James Cameron's screening of never-before-seen footage from Avatar was perhaps the most highly-anticipated presentation at this year's Comic-Con. But once the fans had seen it, were they satisfied? I stood outside the packed Hall H and tried to find out as thousands of audience members streamed from the auditorium.
The consensus? Stunning. Phenomenal. Breathtaking. Of the dozens of viewers interviewed, none had a disparaging word, and many thought the film would literally change the way we thought about science fiction.
"That movie was game changing," said Wil. "It was unbelievable. ... From a science fiction perspective, he absolutely delivered. There's an amount of detail in there that is unprecedented. ... Until you see it, I cannot describe how amazing it is. As much as Star Wars changed science fiction, this will change science fiction again, and probably more. The effects are unbelievable. The 3-D is not 3-D done in a gimmicky fashion. It's 3-D done in an immersive fashion, where you can really feel as if you're in the environment with those characters."
According to Nick, "My friend said that this movie was James Cameron putting the daddy pants on and just showing people what sci-fi direction was about. I'm pretty much completely sold on that idea. This movie looks amazing. It's got this cool reality that doesn't quite look real. I've never seen more convincing CG in my entire life. It looks like it's actually telling a legitimate story that people are going to give a crap about."
"I thought it was amazingly beautiful, stunning, exciting, great adventure," said Chris. "The plot is amazing as well. Fascinating. A different world. I think Cameron did an awesome job. Probably the best 3-D I've seen, and I'm not just saying that. I've never been a fan of 3-D until I just saw that. I remember watching the clip, and we watched 25 minutes or something like that, and we could easily watch another hour and a half more. The glasses didn't bug me at all, and I really thought the scenes were just so beautiful. The colors were stunning, the graphic detail was amazing."
Even those who knew nothing about the film before they entered the screening were sold on the project. "We were actually there for Twilight, and stayed for Avatar," said Lai. "It's amazing. The special effects are really good. I didn't know anything about it, but watching those clips made me want to see it."

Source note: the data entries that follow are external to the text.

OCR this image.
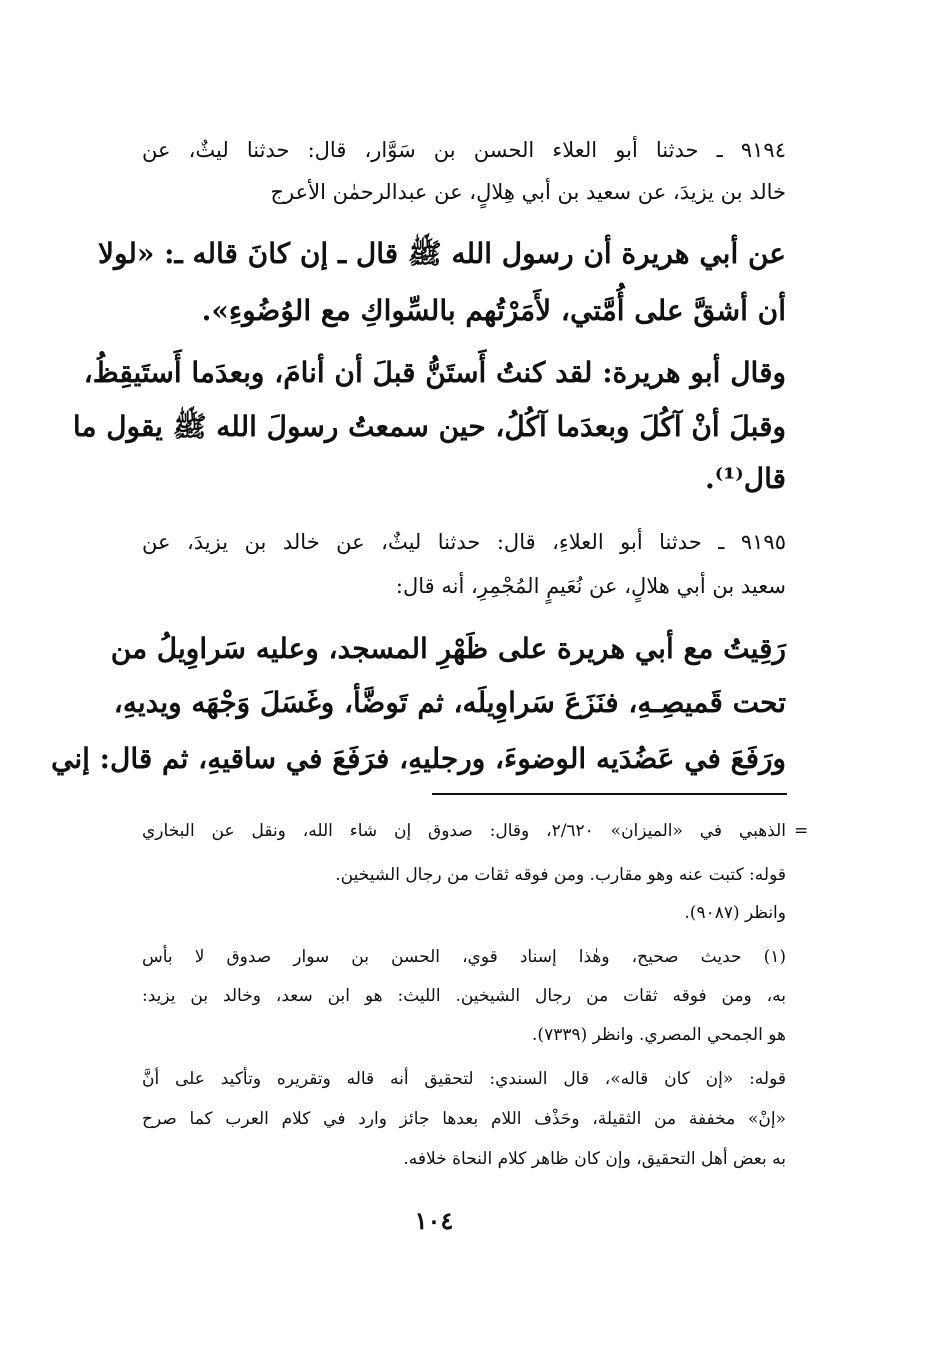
٩١٩٤ ـ حدثنا أبو العلاء الحسن بن سَوَّار، قال: حدثنا ليثٌ، عن
خالد بن يزيدَ، عن سعيد بن أبي هِلالٍ، عن عبدالرحمٰن الأعرج
عن أبي هريرة أن رسول الله ﷺ قال ـ إن كانَ قاله ـ: «لولا
أن أشقَّ على أُمَّتي، لأَمَرْتُهم بالسِّواكِ مع الوُضُوءِ».
وقال أبو هريرة: لقد كنتُ أَستَنُّ قبلَ أن أنامَ، وبعدَما أَستَيقِظُ،
وقبلَ أنْ آكُلَ وبعدَما آكُلُ، حين سمعتُ رسولَ الله ﷺ يقول ما
قال⁽¹⁾.
٩١٩٥ ـ حدثنا أبو العلاءِ، قال: حدثنا ليثٌ، عن خالد بن يزيدَ، عن
سعيد بن أبي هلالٍ، عن نُعَيمٍ المُجْمِرِ، أنه قال:
رَقِيتُ مع أبي هريرة على ظَهْرِ المسجد، وعليه سَراوِيلُ من
تحت قَميصِـهِ، فنَزَعَ سَراوِيلَه، ثم تَوضَّأ، وغَسَلَ وَجْهَه ويديهِ،
ورَفَعَ في عَضُدَيه الوضوءَ، ورجليهِ، فرَفَعَ في ساقيهِ، ثم قال: إني
=
الذهبي في «الميزان» ٢/٦٢٠، وقال: صدوق إن شاء الله، ونقل عن البخاري
قوله: كتبت عنه وهو مقارب. ومن فوقه ثقات من رجال الشيخين.
وانظر (٩٠٨٧).
(١) حديث صحيح، وهٰذا إسناد قوي، الحسن بن سوار صدوق لا بأس
به، ومن فوقه ثقات من رجال الشيخين. الليث: هو ابن سعد، وخالد بن يزيد:
هو الجمحي المصري. وانظر (٧٣٣٩).
قوله: «إن كان قاله»، قال السندي: لتحقيق أنه قاله وتقريره وتأكيد على أنَّ
«إنْ» مخففة من الثقيلة، وحَذْف اللام بعدها جائز وارد في كلام العرب كما صرح
به بعض أهل التحقيق، وإن كان ظاهر كلام النحاة خلافه.
١٠٤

"I was surprised," said Victoria. "I knew almost nothing about it. I just knew it was supposed to be a big, big event here. They spent years doing it, and you could see it on the screen. They went all-out. They made good use of the 3-D. If you've seen Coraline, they doubled or tripled what they did with Coraline in making use of the 3-D aspect."
Those who went in already having heard of Avatar but expecting little were also bowled over.

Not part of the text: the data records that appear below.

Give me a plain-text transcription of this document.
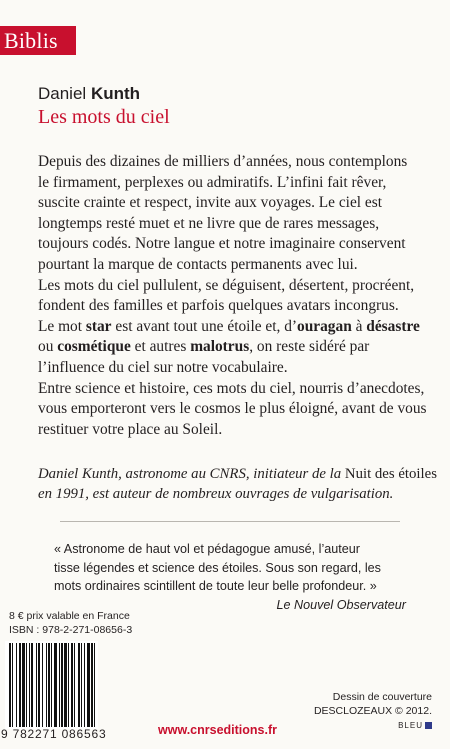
Biblis
Daniel Kunth
Les mots du ciel
Depuis des dizaines de milliers d’années, nous contemplons
le firmament, perplexes ou admiratifs. L’infini fait rêver,
suscite crainte et respect, invite aux voyages. Le ciel est
longtemps resté muet et ne livre que de rares messages,
toujours codés. Notre langue et notre imaginaire conservent
pourtant la marque de contacts permanents avec lui.
Les mots du ciel pullulent, se déguisent, désertent, procréent,
fondent des familles et parfois quelques avatars incongrus.
Le mot star est avant tout une étoile et, d’ouragan à désastre
ou cosmétique et autres malotrus, on reste sidéré par
l’influence du ciel sur notre vocabulaire.
Entre science et histoire, ces mots du ciel, nourris d’anecdotes,
vous emporteront vers le cosmos le plus éloigné, avant de vous
restituer votre place au Soleil.
Daniel Kunth, astronome au CNRS, initiateur de la Nuit des étoiles
en 1991, est auteur de nombreux ouvrages de vulgarisation.
« Astronome de haut vol et pédagogue amusé, l’auteur
tisse légendes et science des étoiles. Sous son regard, les
mots ordinaires scintillent de toute leur belle profondeur. »
Le Nouvel Observateur
8 € prix valable en France
ISBN : 978-2-271-08656-3
9 782271 086563	www.cnrseditions.fr
Dessin de couverture
DESCLOZEAUX © 2012.
BLEU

"The 3-D experience was a lot better than I thought it was going to be," said Erik. "I was going in thinking, 'aw, 3-D, whatever, this is going to be lame.' But actually, it was pretty sweet. The world was pretty cool. I actually went into Avatar not knowing anything about the plot or why I was even going in there. But I'm definitely going to see that movie."
"I certainly want to see it," said Harrison. "It looks pretty great. It looks pretty damn good. It looks pretty effin' good. I went in expecting not to be as impressed as I was. You hear so much stuff about a movie, and you're kind of like, 'Eh, it might be kind of sh---y' ... and I absolutely want to see it."
One audience member, who said that he "absolutely loved it" but insisted on us not using his name before he'd speak to us, made a prediction: "I think it's going to be one of the two highest grossing films of all time. ... He'll have two of the highest grossing films back to back. It was astounding."
When I asked whether after making such a prediction, he'd reconsider sharing his name, he still passed, at the same time insisting: "But it will happen."